Over the years, I have found one of the better ways to hone one’s rule authoring skills is to try and incorporate them into every day utility-oriented activities. At first, this may appear to be a bit of a reach, since even though you know how to express the logic, it might not always be apparent how to get the rules to actually perform the work. This is where InRule’s .NET assembly endpoint integration comes into play.
Dlls Are Everywhere
If you think about the sheer multitude of .NET libraries that are available, either native to the framework, commercial, or custom (from CodeProject or similar); somewhere, someone has created a utility to accomplish the very thing that you might be looking to do. This is undoubtedly the hard part, creating a .NET assembly to work some level of magic in Windows in order perform a task, such as file management, desktop customization, time tracking or anything else you might imagine. Maybe the library has a UI and maybe it doesn’t, but more often than not you want to tailor it’s functionality to suit your personal needs, which is where rules can get the job done.

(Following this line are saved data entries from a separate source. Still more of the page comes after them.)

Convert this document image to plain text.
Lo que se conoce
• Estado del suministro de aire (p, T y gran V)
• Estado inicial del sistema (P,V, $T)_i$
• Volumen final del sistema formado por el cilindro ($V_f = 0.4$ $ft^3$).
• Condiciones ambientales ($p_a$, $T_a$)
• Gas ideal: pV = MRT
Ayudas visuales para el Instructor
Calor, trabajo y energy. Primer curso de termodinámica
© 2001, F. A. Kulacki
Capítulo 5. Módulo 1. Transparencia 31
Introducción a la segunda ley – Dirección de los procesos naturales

The beauty of accessing these libraries through irAuthor is that right out of the gate you get to explore the methods that are available to you without having to jump into Visual Studio and establish a command line project or test UI. You can simply point to the library, select the methods of interest and start authoring user-friendly logic against them. In order to test the desired function, you can launch irVerify and selectively test the methods and view the output. Therein lies a big benefit; using irAuthor with irVerify as the execution interface absolves the user of having to build a custom UI or custom code to call the .NET library.
So How Have I Used This?
You name it! In one example, I’ve created a set of file management rules to organize and re-name files based on a number of conditions. I’m also a music nut, so I tend to get a little carried away with mp3 management using these approaches, but the same concepts apply to a variety of other functions. There are literally “oodles” of utility-oriented tasks that I either manage via rules or are on my to-do list to implement. I’ve used rules to manage ID3 settings, normalize tracks, download artist and album information, and even auto post to blogs. The basic example below cycles through an Album directory and pre-fixes the file name with cd1_ cd2_ in a multi-disc scenario (old school I know), but the point is I did not have to write an application to manage this and was able to leverage the .NET framework mscorlib.dll directly through irAuthor.
Ok, I’ll Come Clean
Invariably, when you try to do this the first couple of times for non-trivial operations, you may run into a technical situation that doesn’t necessarily have an obvious approach for how to handle. This could be caused by methods that require non-primitive types, array-based return types, dependencies on other dlls, and so on. That being said, after you resolve a few of these “devil in the details” scenarios, you begin to develop a toolset (both experience-wise and build-up of InRule technique) for handling this complexity. Depending on the library you’re working with when you encounter an issue you may be able to resolve it by applying an advanced authoring approach or in the extreme case, by creating a lightweight wrapper dll or “shim” that can expose friendlier custom methods that shield much of the underlying noise.
If You’ve Made It This Far…
Maybe you’re willing to go a bit farther (name that movie). After getting a few of these utility apps under your belt, the ideas will start flowing in and before you realize it, you might be delving into anything from personal financial calculators to rule-based home automation and web-based information aggregation. You may even notice that some of the patterns will apply back to your “real” InRule work and suddenly your next rules-based business process might not seem so overwhelming.